Goldstein, who frequently argues cases before the court, expects the conservative court majority to eventually reverse Roe v. Wade outright, or to hollow it out.

"It's coming." he says. "But nobody knows whether it's in one year, five years, or maybe 10."

Guns: a major test

At a time when voters seem to approve of more gun regulation, the court seems headed in the opposite direction. Before the court is the first major test of gun regulations in the more than 10 years since the justices ruled that there is a constitutional right to own a gun for self-defense in one's home.

Court observers have long attributed the hiatus on gun cases to a closely divided court on which neither the four conservatives, nor the four liberals, were sure how Justice Kennedy would cast his deciding vote.

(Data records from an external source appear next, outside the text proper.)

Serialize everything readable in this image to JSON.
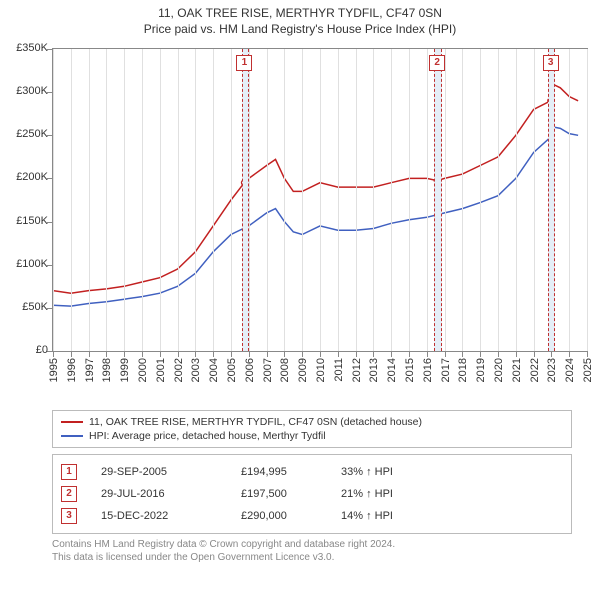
{
  "title": "11, OAK TREE RISE, MERTHYR TYDFIL, CF47 0SN",
  "subtitle": "Price paid vs. HM Land Registry's House Price Index (HPI)",
  "chart": {
    "type": "line",
    "background_color": "#ffffff",
    "grid_color": "#e0e0e0",
    "axis_color": "#888888",
    "font_size": 11,
    "x_years": [
      1995,
      1996,
      1997,
      1998,
      1999,
      2000,
      2001,
      2002,
      2003,
      2004,
      2005,
      2006,
      2007,
      2008,
      2009,
      2010,
      2011,
      2012,
      2013,
      2014,
      2015,
      2016,
      2017,
      2018,
      2019,
      2020,
      2021,
      2022,
      2023,
      2024,
      2025
    ],
    "xlim": [
      1995,
      2025
    ],
    "ylim": [
      0,
      350000
    ],
    "ytick_step": 50000,
    "ytick_labels": [
      "£0",
      "£50K",
      "£100K",
      "£150K",
      "£200K",
      "£250K",
      "£300K",
      "£350K"
    ],
    "series": [
      {
        "name": "property",
        "color": "#c22020",
        "line_width": 1.5,
        "points": [
          [
            1995,
            70000
          ],
          [
            1996,
            67000
          ],
          [
            1997,
            70000
          ],
          [
            1998,
            72000
          ],
          [
            1999,
            75000
          ],
          [
            2000,
            80000
          ],
          [
            2001,
            85000
          ],
          [
            2002,
            95000
          ],
          [
            2003,
            115000
          ],
          [
            2004,
            145000
          ],
          [
            2005,
            175000
          ],
          [
            2005.75,
            194995
          ],
          [
            2006,
            200000
          ],
          [
            2007,
            215000
          ],
          [
            2007.5,
            222000
          ],
          [
            2008,
            200000
          ],
          [
            2008.5,
            185000
          ],
          [
            2009,
            185000
          ],
          [
            2010,
            195000
          ],
          [
            2011,
            190000
          ],
          [
            2012,
            190000
          ],
          [
            2013,
            190000
          ],
          [
            2014,
            195000
          ],
          [
            2015,
            200000
          ],
          [
            2016,
            200000
          ],
          [
            2016.58,
            197500
          ],
          [
            2017,
            200000
          ],
          [
            2018,
            205000
          ],
          [
            2019,
            215000
          ],
          [
            2020,
            225000
          ],
          [
            2021,
            250000
          ],
          [
            2022,
            280000
          ],
          [
            2022.96,
            290000
          ],
          [
            2023,
            310000
          ],
          [
            2023.5,
            305000
          ],
          [
            2024,
            295000
          ],
          [
            2024.5,
            290000
          ]
        ]
      },
      {
        "name": "hpi",
        "color": "#4060c0",
        "line_width": 1.5,
        "points": [
          [
            1995,
            53000
          ],
          [
            1996,
            52000
          ],
          [
            1997,
            55000
          ],
          [
            1998,
            57000
          ],
          [
            1999,
            60000
          ],
          [
            2000,
            63000
          ],
          [
            2001,
            67000
          ],
          [
            2002,
            75000
          ],
          [
            2003,
            90000
          ],
          [
            2004,
            115000
          ],
          [
            2005,
            135000
          ],
          [
            2006,
            145000
          ],
          [
            2007,
            160000
          ],
          [
            2007.5,
            165000
          ],
          [
            2008,
            150000
          ],
          [
            2008.5,
            138000
          ],
          [
            2009,
            135000
          ],
          [
            2010,
            145000
          ],
          [
            2011,
            140000
          ],
          [
            2012,
            140000
          ],
          [
            2013,
            142000
          ],
          [
            2014,
            148000
          ],
          [
            2015,
            152000
          ],
          [
            2016,
            155000
          ],
          [
            2017,
            160000
          ],
          [
            2018,
            165000
          ],
          [
            2019,
            172000
          ],
          [
            2020,
            180000
          ],
          [
            2021,
            200000
          ],
          [
            2022,
            230000
          ],
          [
            2022.96,
            248000
          ],
          [
            2023,
            260000
          ],
          [
            2023.5,
            258000
          ],
          [
            2024,
            252000
          ],
          [
            2024.5,
            250000
          ]
        ]
      }
    ],
    "markers": [
      {
        "n": "1",
        "x": 2005.75,
        "band_width_years": 0.3
      },
      {
        "n": "2",
        "x": 2016.58,
        "band_width_years": 0.3
      },
      {
        "n": "3",
        "x": 2022.96,
        "band_width_years": 0.3
      }
    ]
  },
  "legend": {
    "items": [
      {
        "color": "#c22020",
        "label": "11, OAK TREE RISE, MERTHYR TYDFIL, CF47 0SN (detached house)"
      },
      {
        "color": "#4060c0",
        "label": "HPI: Average price, detached house, Merthyr Tydfil"
      }
    ]
  },
  "sales": [
    {
      "n": "1",
      "date": "29-SEP-2005",
      "price": "£194,995",
      "diff": "33% ↑ HPI"
    },
    {
      "n": "2",
      "date": "29-JUL-2016",
      "price": "£197,500",
      "diff": "21% ↑ HPI"
    },
    {
      "n": "3",
      "date": "15-DEC-2022",
      "price": "£290,000",
      "diff": "14% ↑ HPI"
    }
  ],
  "footer": {
    "line1": "Contains HM Land Registry data © Crown copyright and database right 2024.",
    "line2": "This data is licensed under the Open Government Licence v3.0."
  },
  "marker_band_color": "#e5eef7",
  "marker_outline": "#c03030"
}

But now Kennedy is retired, replaced by Kavanaugh, who as a lower court judge was an outspoken critic of gun regulations and a strong supporter of expansive gun rights.

How separate should church and state be?

Also before the court this term are major questions involving the separation of church and state. For generations, the court sought to erect a relatively high wall of separation. But that has begun to change, and religious rights advocates are poised to pounce.

"I actually can't recall a time in the last 20 years where there were so many cases ready for decision" in this area of the law, says Mark Rienzi, president of The Becket Fund for Religious Liberty.

In particular, Rienzi and others have set their sights on invalidating or undermining provisions in most state constitutions that bar direct or indirect aid to religious schools.

"The mood music at the court" is that the justices "would probably say that's just discrimination on the basis of religion, and that's forbidden by the federal Constitution," says former Solicitor General Paul Clement.

Can an employer fire an employee because he is gay?

On another hot-button issue, the court will hear a case that tests whether employers are free to fire gay employees because of their sexual orientation, or trans employees because of their gender identity.

The 1964 Civil Rights Act bars discrimination in employment "because of sex." The fired employees contend that that language protects them from such discharges. The employers argue that the law was never meant to cover gay or transgender employees.

A victory for the LGBTQ community would be "huge," says Georgetown University Law professor Paul Smith, who notes that discrimination against gay and trans individuals remains "rampant," especially in the private sector.

The Dreamers

Then too, there are a variety of immigration cases, the biggest being the Trump administration's attempt to roll back the Obama administration program that continues to protect from deportation some 700,000-800,000 "Dreamers" brought to the U.S. by their parents, without legal authorization, when they were children.

Presidential power and impeachment

Multiple cases are on "rocket ships headed towards the Supreme Court," notes SCOTUSblog's Goldstein. That, he says, is "because the president has been so aggressive in asserting his immunity from investigations," whether they are criminal investigations, subpoenas for his financial records, or potentially records relating to the impeachment inquiry.

The court, as Goldstein observes, is going to "hate the idea" of tackling these cases in a presidential election year, but "they may not have a way out."

Faithless electors, the Electoral College and the 2020 election

Finally, pending before the court is a case that could involve the 2020 election. It is a test of " faithless elector" laws. These are laws passed in many states that impose penalties on Electoral College delegates or sometimes provide for the removal of electors who refuse to vote for the presidential candidate of their designated party.

The question is: Are these laws constitutional? The Supreme Court has never before weighed in on the issue.

There have been 167 faithless electors in the history of the United States, and in no case has the outcome of an election turned on the vote of these electors. But there is no guarantee that won't happen in 2020.